The apostle goes on to explain the nature of true and absolute humility when he qualifies Jesus’ “form” and forfeited “equality” in verse 7 when he states; “but emptied Himself, taking the form of a bond-servant, and being made in the likeness of men” (NASB). The word “emptied” (κενόω > kenow) in verse 7 speaks of a “divestiture of position or prestige” and has been the cause of much debate among scholars. However, the interpretation taken in this essay sees Paul’s figurative use of κενόω (kenow) as a veiling, but retention of the Divine glory and attributes of the eternal Son. Meaning, it is not affirmed, as some do, that the Divine Son “gave up” any essential attributes that are associated with YHWH. God is immutable (Ps. 102:25-27 – c.f. Heb. 1:10-12), and hence, cannot change in His being. Rather, Jesus willingly “veiled” His glory and did not, in most instances (Matt. 9:4, Lk. 9:29), exercise the rightful use of His Divine attributes. Next, it must be noted that it is the Logos, via the pronoun ἑαυτὸν (eauton, “himself”), who is performing the act of “emptying.” Meaning, the Son, under no coercion, willingly performed the humble act of κενόω (kenow) in verse 7; thus fitting into the apostle’s context and message.
Moreover, the final clause of verse 6 and the first clause of verse 7 have an amazing interrelationship that must be noted; “did not regard equality with God a thing to be grasped,but emptied Himself” (Phil. 2:6b – 2:7a, NASB, emphasis added). The two clauses, interlinked by the conjunction “but” (ἀλλά > alla), explain the order of incarnation. The Son, in the form of God, did not regard His equality temporally prior to the “Kenosis” and as a result, two “states” of the nature of Christ are presented to the reader in the text. The first is the pre-incarnate, Divine, second member of the Triune Godhead, with all the rights and privileges of YHWH (Phil. 2:6b). The second “state of being” presented by the apostle is that of the “emptied,” but still Divine Son, who “became flesh” (Jn. 1:14) to forever become the God-man (Phil. 2:7a).
Further explaining the “emptying” of the Son, the apostle goes on to proclaim that the κενόω (kenow) took place not by a subtraction of Divine attributes, but rather, by the addition of human μορφῇ (morphe). This self emptying of Christ is explained by the use of two participles, λαβών (labwn, “to take”) and γενόμενος (genomenos, “to be born, to become”). Jesus is said to have taken “the form of a servant,” which is than qualified by “being born in the likeness of men.” Hence, the self emptying consisted of the addition of the human nature, where the eternal Son, already possessing the morphe of God, takes on human morphe at the point of the incarnation. Wayne Grudem states on this issue; “We must first realize that no recognized teacher in the first 1,800 years of church history, including those who were native speakers of Greek, thought that ‘emptied Himself’ in Phil. 2:7 meant that the Son of God gave up some of His divine attributes . . . the text does describe what Jesus did in this ‘emptying’; he did not do it by giving up any of his attributes, but rather by taking ‘the form of a servant’, that is, by coming to live as a man.”

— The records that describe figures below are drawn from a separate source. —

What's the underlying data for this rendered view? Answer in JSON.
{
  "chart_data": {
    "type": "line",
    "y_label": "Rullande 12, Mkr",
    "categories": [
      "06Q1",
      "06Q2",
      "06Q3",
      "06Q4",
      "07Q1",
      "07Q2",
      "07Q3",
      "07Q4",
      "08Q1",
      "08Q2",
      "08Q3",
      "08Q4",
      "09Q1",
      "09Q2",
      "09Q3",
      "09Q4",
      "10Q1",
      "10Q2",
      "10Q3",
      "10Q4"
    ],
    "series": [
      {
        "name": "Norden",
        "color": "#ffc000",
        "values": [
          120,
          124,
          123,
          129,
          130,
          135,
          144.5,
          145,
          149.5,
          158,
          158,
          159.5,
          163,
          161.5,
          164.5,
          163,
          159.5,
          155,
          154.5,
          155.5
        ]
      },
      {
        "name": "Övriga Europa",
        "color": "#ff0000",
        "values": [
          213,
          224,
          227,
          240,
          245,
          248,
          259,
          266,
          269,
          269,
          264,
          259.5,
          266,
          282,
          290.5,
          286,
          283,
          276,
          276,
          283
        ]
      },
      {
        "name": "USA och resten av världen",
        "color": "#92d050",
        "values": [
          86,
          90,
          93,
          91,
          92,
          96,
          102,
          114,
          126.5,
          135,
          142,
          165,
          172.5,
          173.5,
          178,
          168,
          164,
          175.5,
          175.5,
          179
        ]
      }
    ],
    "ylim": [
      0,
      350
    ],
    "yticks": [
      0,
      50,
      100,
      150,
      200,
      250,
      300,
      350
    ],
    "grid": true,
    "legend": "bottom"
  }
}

As previously noted, according to verses 6-7, Jesus is the possessor of two “forms.” Meaning, if Jesus is truly man, as many would agree, then, He is truly God. To take any other understanding of the uses of μορφῇ (morphe) in verses 6-7 would be equivocation. Hence, the reader is being told that Jesus is both God and man, possessing two natures via His kenow and incarnation.
 BDAG, 539. The quotation goes on to state; “Of Christ, who gave up the appearance of his divinity and took on the form of a slave.”
 Alternative views of Jesus’ “emptying” will not be dealt with in this essay. For a full treatment of the different views of the Kenosis, see: Alva. J. McClain. “The Doctrine of the Kenosis in Philippians 2:5-8.” TMS/9/1 (Spring 1998) 85-96.
 “The point is that Christ was more concerned about rescuing sinful human beings than holding on to his heavenly glory.” Greenlee, Phil. 2:6.
 It is noted that the Son was not bound by time-space limitations in eternity past while He held equality with God in verse 6. However, Paul explains Christ’s “consideration” and “emptying” in the aorist; hence the use of “temporally prior.”
 BDAG, 538. The citation goes on to read, “μορφὴν δούλου λ. put on the form of a slave Phil 2:7.”
 Ibid, 196.
 Wayne Grudem. Systematic Theology: An Introduction to Biblical Doctrine, (Grand Rapids, MI: Zondervan, 1994), 550.
 It is understood that the μορφῇ of verse 7 is specifically regarding Jesus’ taking the humble position as the servant of God. However, the points of verse 7 cannot be isolated apart from one another. It is the apostle’s intent to relay to the reader that Jesus’ μορφῇ is that of human nature, with the position of servitude being governed by the act of incarnation itself; hence the qualifier; “being born in the likeness of men.”